Première rencontre
Chaque nuit, je te rencontre pour la première fois.
Sur une plage déserte, je marche, sans savoir où mes pas me mènent. Happé par leur beauté, je m’assois et contemple les reflets fauves du ciel vespéral dans l’océan. Le bruit des vagues caresse mes oreilles ; mes narines hument le sel marin. Cette escapade sensorielle m’enveloppe dans un cocon apaisant que les rayons de soleil aspergent d’une nitescence chaleureuse. Je lève les yeux. Un croissant de lune se montre, timide, au milieu de la voûte céleste peinte par le crépuscule. Je me lève alors et tends la main, comme pour le saisir. Ma main obfusque la lumière dans laquelle je baigne, projetant son ombre portée sur mon visage. Diffractée ainsi entre mes doigts, cette mystérieuse clarté me fascine, comme lorsque, étant enfant, la porte à peine entrouverte de ma chambre laissait filtrer la lueur d’une bougie, me faisant deviner un autre monde.
Lorsque je me retourne, tu es là. Tu me regardes en souriant. Mon regard se plonge dans tes yeux où brillent deux obsidiennes ; je n’ose briser le silence qui nous lie, dans cette complicité familière et étrange. Nous nous reconnaissons sans pourtant nous connaître. Nous restons face à face pendant un temps qui m’est inconnu, avec, pour seul témoin, ce paysage enivrant. Tu me tends la main ; je la prends et te laisse m’emmener. Il suffit d’un clignement d’yeux pour que la plage disparaisse et qu’une nouvelle scène se crée. À chaque fois, tu me réserves une surprise. Quelle sera donc notre prochaine histoire ?
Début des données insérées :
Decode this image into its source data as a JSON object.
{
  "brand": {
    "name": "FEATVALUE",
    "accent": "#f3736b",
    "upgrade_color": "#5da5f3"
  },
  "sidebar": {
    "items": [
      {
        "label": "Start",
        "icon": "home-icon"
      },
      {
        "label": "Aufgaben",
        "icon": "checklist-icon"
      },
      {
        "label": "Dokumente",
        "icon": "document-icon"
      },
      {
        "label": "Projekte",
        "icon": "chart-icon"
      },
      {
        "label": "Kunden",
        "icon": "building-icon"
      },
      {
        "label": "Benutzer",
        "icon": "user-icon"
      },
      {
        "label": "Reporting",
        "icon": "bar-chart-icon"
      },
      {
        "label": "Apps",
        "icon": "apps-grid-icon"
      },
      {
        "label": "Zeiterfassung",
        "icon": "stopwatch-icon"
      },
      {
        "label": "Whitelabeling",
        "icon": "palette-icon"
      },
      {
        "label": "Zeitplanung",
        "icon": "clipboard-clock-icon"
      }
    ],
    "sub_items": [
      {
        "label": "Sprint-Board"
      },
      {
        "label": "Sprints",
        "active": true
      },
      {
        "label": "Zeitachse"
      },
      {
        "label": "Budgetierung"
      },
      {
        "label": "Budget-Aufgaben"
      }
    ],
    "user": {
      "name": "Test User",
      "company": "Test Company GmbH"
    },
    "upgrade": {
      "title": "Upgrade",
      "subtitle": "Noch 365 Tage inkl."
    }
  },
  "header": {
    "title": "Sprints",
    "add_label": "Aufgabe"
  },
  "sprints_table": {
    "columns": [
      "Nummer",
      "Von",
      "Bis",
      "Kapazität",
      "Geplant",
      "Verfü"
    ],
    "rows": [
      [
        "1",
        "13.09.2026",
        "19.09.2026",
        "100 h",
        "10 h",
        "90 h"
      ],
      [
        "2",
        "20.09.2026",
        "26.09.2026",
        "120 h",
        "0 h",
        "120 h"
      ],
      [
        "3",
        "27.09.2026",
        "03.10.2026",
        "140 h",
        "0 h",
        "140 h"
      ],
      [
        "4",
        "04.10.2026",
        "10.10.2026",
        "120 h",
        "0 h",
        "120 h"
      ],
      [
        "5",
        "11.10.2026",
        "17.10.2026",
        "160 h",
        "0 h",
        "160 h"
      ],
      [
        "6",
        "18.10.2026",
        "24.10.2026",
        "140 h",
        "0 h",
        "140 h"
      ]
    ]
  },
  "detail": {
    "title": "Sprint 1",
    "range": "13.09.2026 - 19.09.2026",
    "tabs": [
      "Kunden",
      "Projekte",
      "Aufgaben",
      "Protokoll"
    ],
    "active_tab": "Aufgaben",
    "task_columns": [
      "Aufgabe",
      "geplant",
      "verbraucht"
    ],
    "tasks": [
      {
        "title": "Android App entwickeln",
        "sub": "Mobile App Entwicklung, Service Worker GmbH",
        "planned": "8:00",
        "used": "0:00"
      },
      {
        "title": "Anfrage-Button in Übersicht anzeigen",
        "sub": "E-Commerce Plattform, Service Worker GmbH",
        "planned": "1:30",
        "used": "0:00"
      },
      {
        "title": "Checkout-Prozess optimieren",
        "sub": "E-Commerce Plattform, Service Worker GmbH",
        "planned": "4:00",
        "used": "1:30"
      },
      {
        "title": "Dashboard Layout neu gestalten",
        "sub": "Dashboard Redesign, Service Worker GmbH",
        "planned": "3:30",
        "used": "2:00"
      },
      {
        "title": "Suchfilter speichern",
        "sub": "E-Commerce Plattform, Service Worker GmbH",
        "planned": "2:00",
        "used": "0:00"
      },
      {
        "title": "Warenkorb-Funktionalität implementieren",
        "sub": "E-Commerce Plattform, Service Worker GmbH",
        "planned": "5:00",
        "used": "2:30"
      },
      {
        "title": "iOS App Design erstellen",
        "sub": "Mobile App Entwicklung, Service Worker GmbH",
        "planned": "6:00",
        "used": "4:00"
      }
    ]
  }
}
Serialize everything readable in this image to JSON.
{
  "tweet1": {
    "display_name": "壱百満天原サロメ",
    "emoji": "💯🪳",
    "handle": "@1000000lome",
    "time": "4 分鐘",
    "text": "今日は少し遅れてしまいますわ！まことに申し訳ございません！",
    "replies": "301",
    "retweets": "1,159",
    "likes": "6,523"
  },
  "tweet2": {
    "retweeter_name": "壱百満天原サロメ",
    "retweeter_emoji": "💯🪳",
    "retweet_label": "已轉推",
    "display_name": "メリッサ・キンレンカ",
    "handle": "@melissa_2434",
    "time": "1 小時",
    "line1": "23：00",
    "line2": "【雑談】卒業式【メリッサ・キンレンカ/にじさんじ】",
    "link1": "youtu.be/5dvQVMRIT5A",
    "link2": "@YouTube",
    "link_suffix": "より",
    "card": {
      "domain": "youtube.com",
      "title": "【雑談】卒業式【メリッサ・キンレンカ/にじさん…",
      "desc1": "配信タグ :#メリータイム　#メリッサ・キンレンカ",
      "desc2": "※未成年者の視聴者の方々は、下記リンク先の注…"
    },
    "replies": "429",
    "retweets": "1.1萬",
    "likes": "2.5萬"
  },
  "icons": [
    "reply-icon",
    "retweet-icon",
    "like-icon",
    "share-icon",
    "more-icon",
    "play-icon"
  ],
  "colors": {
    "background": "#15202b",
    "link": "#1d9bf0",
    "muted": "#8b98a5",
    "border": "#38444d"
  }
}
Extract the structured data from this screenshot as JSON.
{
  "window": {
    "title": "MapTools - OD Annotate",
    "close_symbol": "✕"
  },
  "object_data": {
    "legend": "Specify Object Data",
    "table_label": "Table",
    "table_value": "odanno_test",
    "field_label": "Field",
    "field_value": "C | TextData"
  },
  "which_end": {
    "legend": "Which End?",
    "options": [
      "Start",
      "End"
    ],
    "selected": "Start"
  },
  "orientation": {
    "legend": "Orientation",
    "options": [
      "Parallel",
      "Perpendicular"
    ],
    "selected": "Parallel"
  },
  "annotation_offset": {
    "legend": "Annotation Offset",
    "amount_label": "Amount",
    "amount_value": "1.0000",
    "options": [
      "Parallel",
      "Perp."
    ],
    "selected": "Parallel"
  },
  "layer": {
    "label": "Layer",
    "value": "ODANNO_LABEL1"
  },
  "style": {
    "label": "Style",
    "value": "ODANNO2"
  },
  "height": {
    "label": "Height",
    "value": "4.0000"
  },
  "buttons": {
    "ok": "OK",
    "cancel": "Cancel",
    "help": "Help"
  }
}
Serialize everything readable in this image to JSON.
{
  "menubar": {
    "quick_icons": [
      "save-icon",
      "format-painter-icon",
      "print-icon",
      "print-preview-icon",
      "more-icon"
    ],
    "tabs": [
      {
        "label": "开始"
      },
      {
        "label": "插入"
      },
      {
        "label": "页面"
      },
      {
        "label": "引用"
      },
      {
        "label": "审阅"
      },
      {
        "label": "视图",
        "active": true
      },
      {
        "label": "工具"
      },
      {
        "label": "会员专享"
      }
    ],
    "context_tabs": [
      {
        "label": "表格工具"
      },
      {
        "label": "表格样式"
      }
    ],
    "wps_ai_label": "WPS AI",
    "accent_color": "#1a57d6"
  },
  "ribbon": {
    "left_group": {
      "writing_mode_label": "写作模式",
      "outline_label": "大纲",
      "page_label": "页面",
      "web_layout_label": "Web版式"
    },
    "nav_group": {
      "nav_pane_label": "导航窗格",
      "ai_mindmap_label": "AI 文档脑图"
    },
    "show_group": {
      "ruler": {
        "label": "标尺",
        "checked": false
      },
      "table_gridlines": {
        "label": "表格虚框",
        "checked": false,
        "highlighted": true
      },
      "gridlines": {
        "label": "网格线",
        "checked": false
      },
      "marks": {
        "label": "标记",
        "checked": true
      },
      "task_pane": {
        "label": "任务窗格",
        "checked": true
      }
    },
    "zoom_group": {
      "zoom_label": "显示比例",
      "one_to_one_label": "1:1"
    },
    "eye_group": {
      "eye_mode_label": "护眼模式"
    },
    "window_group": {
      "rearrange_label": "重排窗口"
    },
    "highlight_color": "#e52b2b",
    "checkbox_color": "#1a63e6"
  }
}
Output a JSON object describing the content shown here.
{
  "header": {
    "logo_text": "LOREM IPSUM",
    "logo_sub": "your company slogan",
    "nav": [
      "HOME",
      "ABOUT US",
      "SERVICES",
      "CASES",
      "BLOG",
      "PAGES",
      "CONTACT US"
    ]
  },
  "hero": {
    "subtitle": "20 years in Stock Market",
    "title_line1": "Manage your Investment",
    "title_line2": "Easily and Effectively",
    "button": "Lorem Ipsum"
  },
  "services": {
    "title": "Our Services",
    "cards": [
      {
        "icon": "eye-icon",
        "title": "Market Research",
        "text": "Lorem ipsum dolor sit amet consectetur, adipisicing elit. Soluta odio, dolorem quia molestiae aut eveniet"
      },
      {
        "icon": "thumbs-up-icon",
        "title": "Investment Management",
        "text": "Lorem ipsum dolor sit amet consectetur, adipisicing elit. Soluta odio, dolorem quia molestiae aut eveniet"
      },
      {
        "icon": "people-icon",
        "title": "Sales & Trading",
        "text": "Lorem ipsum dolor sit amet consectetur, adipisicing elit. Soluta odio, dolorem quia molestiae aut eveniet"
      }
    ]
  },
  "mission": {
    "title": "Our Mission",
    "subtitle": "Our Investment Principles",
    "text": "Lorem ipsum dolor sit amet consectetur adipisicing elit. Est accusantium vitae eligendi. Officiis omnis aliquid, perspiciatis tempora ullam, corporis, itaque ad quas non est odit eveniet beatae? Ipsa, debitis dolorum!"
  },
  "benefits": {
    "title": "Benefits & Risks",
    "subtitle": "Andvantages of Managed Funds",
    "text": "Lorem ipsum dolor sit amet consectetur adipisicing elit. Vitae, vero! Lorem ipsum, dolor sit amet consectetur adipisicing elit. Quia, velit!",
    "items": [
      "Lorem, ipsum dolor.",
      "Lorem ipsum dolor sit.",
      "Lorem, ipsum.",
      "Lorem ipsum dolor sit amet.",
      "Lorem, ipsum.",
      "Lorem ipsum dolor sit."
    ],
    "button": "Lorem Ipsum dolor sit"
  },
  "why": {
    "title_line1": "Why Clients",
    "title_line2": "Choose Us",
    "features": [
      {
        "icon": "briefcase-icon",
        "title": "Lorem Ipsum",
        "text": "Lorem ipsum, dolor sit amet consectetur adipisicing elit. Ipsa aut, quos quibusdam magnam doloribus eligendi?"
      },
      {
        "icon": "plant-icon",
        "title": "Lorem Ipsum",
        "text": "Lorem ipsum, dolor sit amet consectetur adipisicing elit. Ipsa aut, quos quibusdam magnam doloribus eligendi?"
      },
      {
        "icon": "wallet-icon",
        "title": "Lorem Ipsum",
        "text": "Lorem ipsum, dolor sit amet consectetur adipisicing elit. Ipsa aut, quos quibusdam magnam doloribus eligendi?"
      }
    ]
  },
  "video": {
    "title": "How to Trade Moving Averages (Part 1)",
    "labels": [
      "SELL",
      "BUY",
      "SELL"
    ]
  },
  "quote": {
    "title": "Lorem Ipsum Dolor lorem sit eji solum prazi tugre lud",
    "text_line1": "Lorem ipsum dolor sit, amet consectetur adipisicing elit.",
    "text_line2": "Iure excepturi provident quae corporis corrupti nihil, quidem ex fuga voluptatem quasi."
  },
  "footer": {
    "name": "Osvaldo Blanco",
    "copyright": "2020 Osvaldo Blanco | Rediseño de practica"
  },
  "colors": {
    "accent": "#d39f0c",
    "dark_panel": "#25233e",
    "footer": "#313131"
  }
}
Nous nous retrouvons au cœur d’une profonde caverne, chacun une torche dans une main et une main dans l’autre. Nous avançons le long d’un précipice, adossés à une paroi rocheuse. Malgré notre entreprise, la peur m’est étrangère ; je ne saurais m’expliquer pourquoi. Est-ce toi qui me rends inconscient du danger ? Ou est-ce moi qui l’ignore, de peur de te perdre ? Tu regardes derrière toi pour t’assurer de ma disposition. Je devine, à ta mine enjouée, que tu as une idée en tête. Je te devance et, abandonnant ma torche sur la corniche, plonge dans l’obscur inconnu qui nous dévisage en contrebas. Soudain, je transperce un lac souterrain qui absorbe ma chute. Je me laisse remonter et m’allonge, flottant à la surface. Ma main retrouve la tienne. Nous restons immobiles, unis dans ces ténèbres réconfortantes qui nous ramènent l’un contre l’autre. Soudain, je sens ta main sur ma joue. Je tourne la tête vers toi, et je distingue faiblement ton visage. Les larmes qui perlent dans tes yeux me saisissent. L’une d’elles s’échappe de son refuge et glisse par-dessus ton nez, traversant ta joue. Tu esquisses alors un sourire grave ; je redoute la suite. Tu ouvres la voix, pour la première fois :
« Ne m’oublie pas. »
Cette nuit, je te rencontrais pour la dernière fois.